Servido seu prato, Abelardo concentra-se na comida, que
mastiga meticuloso, lentamente. Da outra extremidade da mesa, observo a cena,
dissimulado, até que o silêncio me exaspere. Você é que deve ter comido por
este mundo a fora coisas que a gente aqui nem pode imaginar! Ele continua
mastigando, mas agora me olha duro, o que me causa um certo mal-estar. Por fim,
lacônico, ele responde que pode ser. Espero em vão que ele alongue o assunto, porém permanece
mudo até esvaziar o prato. E a Abigail?, pergunta então, seus olhos tristes
sacudindo-me pelos ombros. Também. E me escondo atrás da urgência em lhe passar
um café.
Em lugar nenhum do mundo se toma um café como o daqui, diz
ele entre dois goles, e eu me animo, lisonjeado, preparando-me para ouvir o
relato de suas peripécias. Afetando modéstia, apresso-me a responder que ora,
decerto nem é tanto assim. Abelardo, entretanto, já está novamente viajando,
não sei se pelos confins do mundo ou de sua infância. Para tê-lo de volta outra
vez, ofereço-lhe mais café, ele, porém, esquiva-se de minha cilada com um gesto
simples da mão direita.
O relógio de pêndulo, da sala, atravessa a casa com duas
badaladas, e pergunto a meu irmão se não quer descansar um pouco, os quartos
como antigamente. Ele diz que não, que não vale a pena, apesar das marcas que o
sono vai deixando em seu rosto.
O relógio da matriz confirma as horas, como sempre com uns
dois minutos de atraso. Nada vejo no pulso de Abelardo, não sei se para ele faz
alguma diferença a passagem do tempo.
Sinto frio nos pés e nas mãos. A esta hora, em qualquer
época do ano, sinto frio nos pés e nas mãos. Tomo um pouco de café na esperança
de me aquecer, mas sem resultado, porque esqueci a garrafa aberta e o café está
apenas morno. Faz algum tempo que Abelardo ressona com a cabeça apoiada nos
braços. Acho que uma pessoa assim, como ele, não sente frio. Suas mãos não são
muito grandes, como deveriam ser as mãos dos heróis, apesar disso parecem muito
fortes, por causa da pele tisnada coberta de grossos pêlos. Não, não deve
sentir frio. As pessoas que sentem frio não viajam com malas tão pequenas.
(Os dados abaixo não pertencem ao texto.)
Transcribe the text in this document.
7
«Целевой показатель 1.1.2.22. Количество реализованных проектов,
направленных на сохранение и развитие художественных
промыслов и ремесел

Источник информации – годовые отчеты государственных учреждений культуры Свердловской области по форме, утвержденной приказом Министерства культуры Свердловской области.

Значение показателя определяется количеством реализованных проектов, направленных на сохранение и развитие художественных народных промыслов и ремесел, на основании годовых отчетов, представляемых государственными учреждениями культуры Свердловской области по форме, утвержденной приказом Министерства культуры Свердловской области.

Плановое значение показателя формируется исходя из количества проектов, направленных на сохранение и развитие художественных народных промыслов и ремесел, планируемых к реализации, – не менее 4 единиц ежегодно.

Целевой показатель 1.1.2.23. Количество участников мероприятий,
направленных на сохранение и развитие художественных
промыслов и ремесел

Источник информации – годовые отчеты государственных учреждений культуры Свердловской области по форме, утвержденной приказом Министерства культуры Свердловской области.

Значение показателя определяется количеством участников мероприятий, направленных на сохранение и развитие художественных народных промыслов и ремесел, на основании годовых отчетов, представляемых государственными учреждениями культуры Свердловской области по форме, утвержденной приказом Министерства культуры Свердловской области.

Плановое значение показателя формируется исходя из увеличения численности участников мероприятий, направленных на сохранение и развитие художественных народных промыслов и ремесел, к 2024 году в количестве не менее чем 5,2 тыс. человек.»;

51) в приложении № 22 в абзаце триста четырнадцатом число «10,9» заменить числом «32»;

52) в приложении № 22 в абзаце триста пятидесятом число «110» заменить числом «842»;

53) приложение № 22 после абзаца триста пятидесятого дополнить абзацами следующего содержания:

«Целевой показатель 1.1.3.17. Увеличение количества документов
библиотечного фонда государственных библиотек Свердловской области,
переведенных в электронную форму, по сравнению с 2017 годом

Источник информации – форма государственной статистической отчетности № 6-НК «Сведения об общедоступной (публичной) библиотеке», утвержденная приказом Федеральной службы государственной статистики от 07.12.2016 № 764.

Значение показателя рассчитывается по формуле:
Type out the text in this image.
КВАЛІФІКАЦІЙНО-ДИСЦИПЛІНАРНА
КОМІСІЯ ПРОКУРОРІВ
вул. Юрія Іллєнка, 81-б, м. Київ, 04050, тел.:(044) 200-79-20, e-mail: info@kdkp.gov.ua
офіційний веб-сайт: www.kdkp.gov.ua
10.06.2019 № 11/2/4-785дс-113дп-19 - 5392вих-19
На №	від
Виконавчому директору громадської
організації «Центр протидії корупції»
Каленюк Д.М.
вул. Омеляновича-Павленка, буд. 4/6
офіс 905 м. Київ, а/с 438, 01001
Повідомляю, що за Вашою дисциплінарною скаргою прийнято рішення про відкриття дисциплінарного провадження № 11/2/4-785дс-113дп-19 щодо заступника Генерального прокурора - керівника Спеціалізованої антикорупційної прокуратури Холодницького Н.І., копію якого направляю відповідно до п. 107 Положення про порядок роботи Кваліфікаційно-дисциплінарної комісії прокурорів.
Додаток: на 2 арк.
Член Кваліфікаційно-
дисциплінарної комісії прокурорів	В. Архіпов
Poderia requentar este café, se tivesse alguma disposição para me levantar. Não
me levanto e tento distrair-me contando os estalidos que os pés descalços da
noite produzem nas tábuas do forro.
Acordo assustado: Abelardo me sacode a cabeça. E os
outros?, ele me pergunta sem disfarçar a raiva.
- Ninguém mais, além de nós dois.
Quando a manhã, azulada de orvalho, vem bater à janela da
cozinha, ainda sinto o cheiro forte de estrada que ficou na cadeira vazia.